Thread overview
Pasting illegal character causes segmentation fault
Dec 25, 2009
Mitja
Dec 25, 2009
Frank Benoit
Dec 25, 2009
Mitja
Dec 25, 2009
Frank Benoit
Dec 26, 2009
Mitja
Dec 26, 2009
Frank Benoit
December 25, 2009
When I paste illegal character (looks like rectangle) in Text widget,
application exits with segmentation fault. I cannot catch bad character with Verify Listener, because it's already too late. Is there any other way to detect it?
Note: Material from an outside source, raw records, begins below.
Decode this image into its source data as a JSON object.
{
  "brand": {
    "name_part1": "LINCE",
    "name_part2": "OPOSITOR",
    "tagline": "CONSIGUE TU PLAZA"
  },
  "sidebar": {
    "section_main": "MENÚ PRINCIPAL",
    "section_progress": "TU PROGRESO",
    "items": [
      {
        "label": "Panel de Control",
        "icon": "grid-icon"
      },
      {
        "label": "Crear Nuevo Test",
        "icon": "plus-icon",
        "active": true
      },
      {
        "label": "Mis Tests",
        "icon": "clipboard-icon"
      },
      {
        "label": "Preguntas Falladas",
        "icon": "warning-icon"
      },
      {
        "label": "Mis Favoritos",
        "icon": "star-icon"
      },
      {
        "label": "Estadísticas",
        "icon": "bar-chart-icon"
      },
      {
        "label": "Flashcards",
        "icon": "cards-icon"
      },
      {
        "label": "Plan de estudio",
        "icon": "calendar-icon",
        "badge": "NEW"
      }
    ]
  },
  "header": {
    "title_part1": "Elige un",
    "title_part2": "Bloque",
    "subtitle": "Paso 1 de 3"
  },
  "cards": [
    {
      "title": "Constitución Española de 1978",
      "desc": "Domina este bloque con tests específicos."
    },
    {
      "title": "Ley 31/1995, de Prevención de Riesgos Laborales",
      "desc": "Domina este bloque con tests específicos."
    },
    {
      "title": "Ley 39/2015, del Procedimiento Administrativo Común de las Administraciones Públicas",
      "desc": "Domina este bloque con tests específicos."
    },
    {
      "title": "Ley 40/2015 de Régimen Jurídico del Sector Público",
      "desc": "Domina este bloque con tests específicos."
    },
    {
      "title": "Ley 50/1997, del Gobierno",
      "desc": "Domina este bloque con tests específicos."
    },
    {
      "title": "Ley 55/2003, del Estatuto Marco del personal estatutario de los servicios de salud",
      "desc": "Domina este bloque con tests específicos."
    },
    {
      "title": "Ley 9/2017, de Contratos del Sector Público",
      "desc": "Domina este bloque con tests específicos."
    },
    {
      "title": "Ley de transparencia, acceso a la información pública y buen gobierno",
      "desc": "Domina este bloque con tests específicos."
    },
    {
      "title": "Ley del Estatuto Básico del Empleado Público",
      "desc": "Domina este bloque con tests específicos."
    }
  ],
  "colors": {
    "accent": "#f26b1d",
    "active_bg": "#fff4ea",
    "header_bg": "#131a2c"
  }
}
Platform is Debian 5.0.3 (lenny), DMD v1.033.
December 25, 2009
Am 25.12.2009 13:22, schrieb Mitja:
> When I paste illegal character (looks like rectangle) in Text widget,
> application exits with segmentation fault. I cannot catch bad character with Verify Listener, because it's already too late. Is there any other way to detect it?
> 
> Platform is Debian 5.0.3 (lenny), DMD v1.033.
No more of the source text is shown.